Sasol is among the Lake Charles chemical producers that shut operations ahead of Hurricane Laura's Aug. 27 landfall, and again before Hurricane Delta came ashore Oct. 9, which was the same path as Laura.
The LDPE plant was delayed to a startup in November due to Hurricane Delta interrupting its planned October startup date.
The company's LDPE plant is the last of the new units to come online at its $12.9 billion Lake Charles expansion and is "progressing through the final stages of startup," Cusimano said.
The company said it "will release a formal disclosure to the market when the (LDPE) unit reaches beneficial operation."
Beneficial operation is defined as 72 hours of continuous on-spec production.
Sources have said they are not confident that the startup will occur anytime before December but expect LDPE spot export pricing to drop in the coming weeks as the market corrects itself from previous months.
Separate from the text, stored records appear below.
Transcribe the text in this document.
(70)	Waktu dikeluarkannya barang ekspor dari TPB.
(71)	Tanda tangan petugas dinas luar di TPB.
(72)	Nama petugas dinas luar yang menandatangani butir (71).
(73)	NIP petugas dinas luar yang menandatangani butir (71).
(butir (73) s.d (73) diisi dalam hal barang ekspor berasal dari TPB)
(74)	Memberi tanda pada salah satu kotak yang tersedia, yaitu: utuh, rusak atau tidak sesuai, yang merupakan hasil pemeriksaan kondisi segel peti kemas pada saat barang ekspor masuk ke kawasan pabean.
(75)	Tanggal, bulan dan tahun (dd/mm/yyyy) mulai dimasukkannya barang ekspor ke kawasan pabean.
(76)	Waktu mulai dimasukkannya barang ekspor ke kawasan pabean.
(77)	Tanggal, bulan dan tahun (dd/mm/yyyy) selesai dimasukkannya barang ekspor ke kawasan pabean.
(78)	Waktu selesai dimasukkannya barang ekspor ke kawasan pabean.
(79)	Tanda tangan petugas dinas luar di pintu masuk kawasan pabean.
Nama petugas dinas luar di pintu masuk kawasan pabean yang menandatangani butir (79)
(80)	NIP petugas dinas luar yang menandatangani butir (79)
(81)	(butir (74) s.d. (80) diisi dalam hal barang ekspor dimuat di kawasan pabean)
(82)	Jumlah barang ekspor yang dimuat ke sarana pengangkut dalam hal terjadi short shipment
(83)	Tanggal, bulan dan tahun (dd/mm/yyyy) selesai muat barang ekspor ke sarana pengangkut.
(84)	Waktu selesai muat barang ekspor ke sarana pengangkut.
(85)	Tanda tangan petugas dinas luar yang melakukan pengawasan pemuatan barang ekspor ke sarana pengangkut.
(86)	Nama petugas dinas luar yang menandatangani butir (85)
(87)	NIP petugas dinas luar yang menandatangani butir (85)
Platts last assessed spot export LDPE down $11 day on day Nov. 2 at $1,113-$1,135/mt (50.5-51.5 cents/lb) FAS Houston, with rail car pricing talked at 48 cents/lb by sources.
Separately, Platts assessed the US domestic LDPE contract on Oct. 28 at a rollover for October at 74.5-75.5 cents/lb ($1,642.43-$1,664.47/mt) delivered railcar basis, based on demand tapering off and suppliers trying to keep the market stable, one source said.